Upskilling involves providing advanced training to employees who already have some AI knowledge. This could include training in areas like AI ethics, governance, or advanced machine learning techniques. By continuously developing employee skills, organizations can stay competitive and have the talent needed to handle AI technologies.
Partnering with Educational Institutions and AI Training Programs
To address the AI skills gap, organizations can also partner with educational institutions and AI training programs. Many universities and online platforms now offer AI courses and certifications. These programs equip individuals with the skills needed for AI-related roles. By collaborating with these institutions, companies can gain access to a pipeline of skilled AI professionals.

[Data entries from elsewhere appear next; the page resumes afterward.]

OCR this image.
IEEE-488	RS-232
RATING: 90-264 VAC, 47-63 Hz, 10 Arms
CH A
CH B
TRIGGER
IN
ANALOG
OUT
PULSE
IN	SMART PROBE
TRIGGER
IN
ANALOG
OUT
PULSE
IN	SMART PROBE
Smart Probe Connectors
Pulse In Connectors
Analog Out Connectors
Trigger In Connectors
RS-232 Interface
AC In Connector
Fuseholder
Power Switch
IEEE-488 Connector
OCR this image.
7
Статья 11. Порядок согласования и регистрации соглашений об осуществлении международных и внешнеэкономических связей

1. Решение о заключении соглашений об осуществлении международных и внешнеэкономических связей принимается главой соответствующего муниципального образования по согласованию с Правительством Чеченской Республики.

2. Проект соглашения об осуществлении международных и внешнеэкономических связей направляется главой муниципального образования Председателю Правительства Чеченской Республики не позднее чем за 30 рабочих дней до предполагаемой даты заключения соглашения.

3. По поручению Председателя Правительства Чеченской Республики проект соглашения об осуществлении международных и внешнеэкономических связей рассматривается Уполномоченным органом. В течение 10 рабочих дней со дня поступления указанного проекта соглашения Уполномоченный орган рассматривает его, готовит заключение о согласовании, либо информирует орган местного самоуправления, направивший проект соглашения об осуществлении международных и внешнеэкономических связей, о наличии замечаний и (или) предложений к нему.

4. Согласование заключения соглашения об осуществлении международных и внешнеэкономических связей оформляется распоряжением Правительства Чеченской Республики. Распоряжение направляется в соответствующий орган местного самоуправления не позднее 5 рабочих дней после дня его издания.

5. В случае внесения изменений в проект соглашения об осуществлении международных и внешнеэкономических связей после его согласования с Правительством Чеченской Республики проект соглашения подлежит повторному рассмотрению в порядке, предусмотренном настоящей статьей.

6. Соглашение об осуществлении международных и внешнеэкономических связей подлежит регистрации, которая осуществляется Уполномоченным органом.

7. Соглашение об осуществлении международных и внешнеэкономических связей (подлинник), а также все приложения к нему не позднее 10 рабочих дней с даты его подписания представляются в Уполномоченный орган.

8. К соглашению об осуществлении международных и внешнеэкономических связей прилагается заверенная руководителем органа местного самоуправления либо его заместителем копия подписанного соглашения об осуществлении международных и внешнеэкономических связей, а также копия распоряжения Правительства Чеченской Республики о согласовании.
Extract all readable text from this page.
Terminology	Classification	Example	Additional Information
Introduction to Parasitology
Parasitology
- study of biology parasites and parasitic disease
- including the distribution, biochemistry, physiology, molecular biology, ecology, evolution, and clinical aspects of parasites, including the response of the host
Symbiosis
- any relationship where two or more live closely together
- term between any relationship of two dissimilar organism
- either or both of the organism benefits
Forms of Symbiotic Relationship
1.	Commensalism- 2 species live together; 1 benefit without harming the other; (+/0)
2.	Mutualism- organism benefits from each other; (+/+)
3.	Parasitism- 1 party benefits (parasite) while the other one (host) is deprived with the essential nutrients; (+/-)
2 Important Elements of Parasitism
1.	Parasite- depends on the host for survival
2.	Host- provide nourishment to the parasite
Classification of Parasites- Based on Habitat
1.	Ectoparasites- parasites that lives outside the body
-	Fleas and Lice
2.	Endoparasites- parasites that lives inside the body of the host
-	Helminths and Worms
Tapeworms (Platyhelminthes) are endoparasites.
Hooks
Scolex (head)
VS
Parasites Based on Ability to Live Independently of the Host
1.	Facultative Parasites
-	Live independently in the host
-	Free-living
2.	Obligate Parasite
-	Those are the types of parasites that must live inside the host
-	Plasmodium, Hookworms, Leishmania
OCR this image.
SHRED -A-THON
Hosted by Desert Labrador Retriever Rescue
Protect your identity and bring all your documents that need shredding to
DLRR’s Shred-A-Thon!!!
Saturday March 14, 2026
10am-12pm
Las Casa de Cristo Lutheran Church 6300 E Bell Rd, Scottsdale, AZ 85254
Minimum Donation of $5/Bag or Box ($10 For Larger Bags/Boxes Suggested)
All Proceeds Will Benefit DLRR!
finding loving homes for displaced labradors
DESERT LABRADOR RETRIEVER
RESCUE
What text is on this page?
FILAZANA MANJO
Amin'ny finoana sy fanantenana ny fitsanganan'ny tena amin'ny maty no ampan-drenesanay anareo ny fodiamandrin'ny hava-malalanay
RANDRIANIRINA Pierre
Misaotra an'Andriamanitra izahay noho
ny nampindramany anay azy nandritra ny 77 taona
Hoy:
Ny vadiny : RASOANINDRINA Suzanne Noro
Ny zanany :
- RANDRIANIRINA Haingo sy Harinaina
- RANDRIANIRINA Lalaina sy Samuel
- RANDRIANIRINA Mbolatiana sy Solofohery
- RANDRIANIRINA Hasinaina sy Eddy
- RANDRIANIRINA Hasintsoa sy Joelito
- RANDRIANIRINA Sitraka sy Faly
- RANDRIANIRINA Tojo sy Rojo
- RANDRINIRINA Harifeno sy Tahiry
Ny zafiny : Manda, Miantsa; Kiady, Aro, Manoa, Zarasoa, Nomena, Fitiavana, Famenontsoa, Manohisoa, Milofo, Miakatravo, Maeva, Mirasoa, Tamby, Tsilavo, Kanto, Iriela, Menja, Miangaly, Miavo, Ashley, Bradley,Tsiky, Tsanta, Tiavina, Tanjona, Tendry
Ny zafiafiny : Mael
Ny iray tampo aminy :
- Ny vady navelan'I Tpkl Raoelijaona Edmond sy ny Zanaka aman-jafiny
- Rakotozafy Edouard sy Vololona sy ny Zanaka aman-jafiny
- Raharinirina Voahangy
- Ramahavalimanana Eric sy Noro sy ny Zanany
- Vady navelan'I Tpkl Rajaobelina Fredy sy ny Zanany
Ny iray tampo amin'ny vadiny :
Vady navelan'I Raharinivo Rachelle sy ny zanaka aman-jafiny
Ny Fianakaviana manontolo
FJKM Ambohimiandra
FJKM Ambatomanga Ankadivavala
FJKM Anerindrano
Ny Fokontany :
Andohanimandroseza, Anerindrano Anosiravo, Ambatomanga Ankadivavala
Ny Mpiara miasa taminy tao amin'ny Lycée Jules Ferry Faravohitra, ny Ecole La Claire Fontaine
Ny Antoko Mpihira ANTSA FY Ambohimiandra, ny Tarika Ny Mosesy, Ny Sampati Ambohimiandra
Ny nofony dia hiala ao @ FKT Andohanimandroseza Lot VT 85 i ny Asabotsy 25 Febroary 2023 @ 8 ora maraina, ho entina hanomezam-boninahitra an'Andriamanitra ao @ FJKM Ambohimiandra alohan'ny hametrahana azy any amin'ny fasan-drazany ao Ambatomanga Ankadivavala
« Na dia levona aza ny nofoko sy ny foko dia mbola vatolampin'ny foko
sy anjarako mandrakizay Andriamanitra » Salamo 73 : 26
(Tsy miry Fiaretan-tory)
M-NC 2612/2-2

Some organizations are also creating internal AI academies or training programs. These programs allow employees to gain hands-on experience with AI technologies, which they can then apply directly in their roles.
Conclusion
As AI adoption accelerates, the demand for skilled AI professionals will continue to grow. While the skills shortage is a major challenge, it is also an opportunity for businesses to invest in their workforce through reskilling and upskilling initiatives. By building a strong pipeline of AI talent and keeping up with AI trends, companies can set themselves up for success in an AI-driven future.
AI deployment is more than a technological change; it is a workforce transformation. To fully unlock the potential of AI, organizations must close the skills gap by investing in talent, building internal capabilities, and promoting continuous learning. The future of business is AI-driven, and those who adapt will thrive in this new era of innovation.